Early-twentieth-century sources include Ralph Borsodi's The Flight from the City (1933), Louis Bromfield's, Malabar Farm (1948), as well as M.G. Kains's classic work Five Acres and Independence (1935). Sources during and after World War II include Helen and Scott Nearing's Living the Good Life (1954), Louise Dickinson Rich's We Took to the Woods (1942), Aldo Leopold's classic, Sand County Almanac (1949), as well as Wendell Berry's The Unsettling of America: Culture and Agriculture (1977). These middle sources show the range of homesteader experiences as well as the similarity of their spiritual pursuits.
More contemporary works include Helen Nearing's Loving and Leaving the Good Life (1993), Judith Moffett's Homesteading Year: Back to the Land in Suburbia (1995), and William Coperthwaite's A Handmade Life (2003). These later works offer a contemporary assessment of homesteading and its spiritual aspects, rounding out the study. Through study of these texts, Gould demonstrates that despite different historical circumstances, homesteaders have pursued their lifestyles in very similar ways, namely in pursuit of a spiritual bond with the natural world.
The work concludes that an ambivalent attitude toward nature, a dominant theme in American environmental history, encompasses this dichotomy between spirituality and practicality in homesteading (p. 10). Since the nineteenth century, homesteaders attempted to resist dominant cultural norms, but, ironically, often reproduced them (p. 9). This relates most clearly to the limits of nature appreciation where nature is viewed as a backdrop to individual homesteader's lives. Practicality and spirituality can coexist together, as Gould illustrates, but they can also be at odds, as evidenced by a variety of homesteading experiences. For instance, John Burroughs espoused homesteading existence in the late nineteenth century, but largely as a "representative man" for the middle class (p. 109). He viewed nature as an alternative to traditional religion, but did not renounce the latter entirely. Such an act would have alienated many even in an era of declining faith in organized religion (p. 113).

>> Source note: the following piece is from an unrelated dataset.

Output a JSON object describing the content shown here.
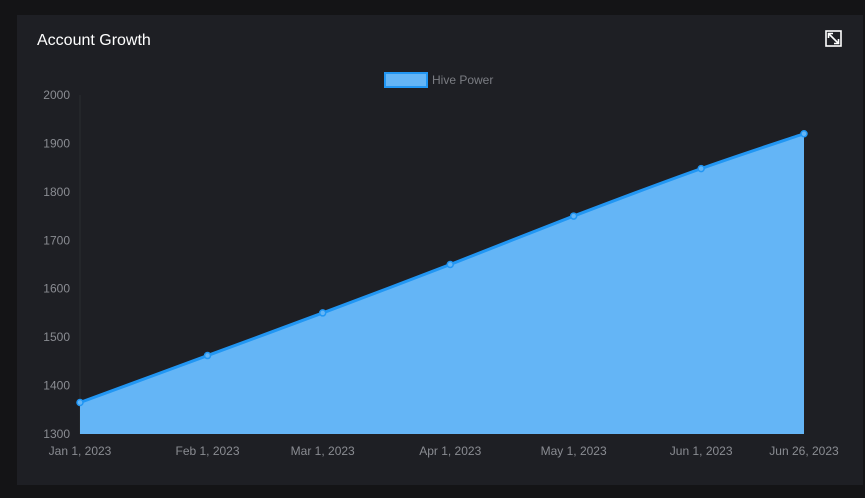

In the early twentieth century, Helen and Scott Nearing moved beyond the staid agrarianism of Burroughs, questioning the structures of capitalism in an era of big business (p. 140). Scott Nearing's initial ideas regarding homesteading reflected early-twentieth-century notions of the Social Gospel. After his dismissal from academia over his opposition to World War I, Scott shifted his ideology to Socialism in the interwar period. By the second half of the twentieth century, Helen and Scott had adopted a personal, practical application of homesteading that retreated from community-based reform, emphasizing lives lived by example (p. 172). This last point of view espoused a life of practical and practiced labor in nature on their homesteading farms in New Hampshire and Maine (p. 77). By the post-counter culture era, other homesteaders distanced themselves from the Nearing's regimented and independent lifestyle by living in "jovial defiance" of it, through aestheticisms of pleasure, namely saunas and other community-based activities (p. 92).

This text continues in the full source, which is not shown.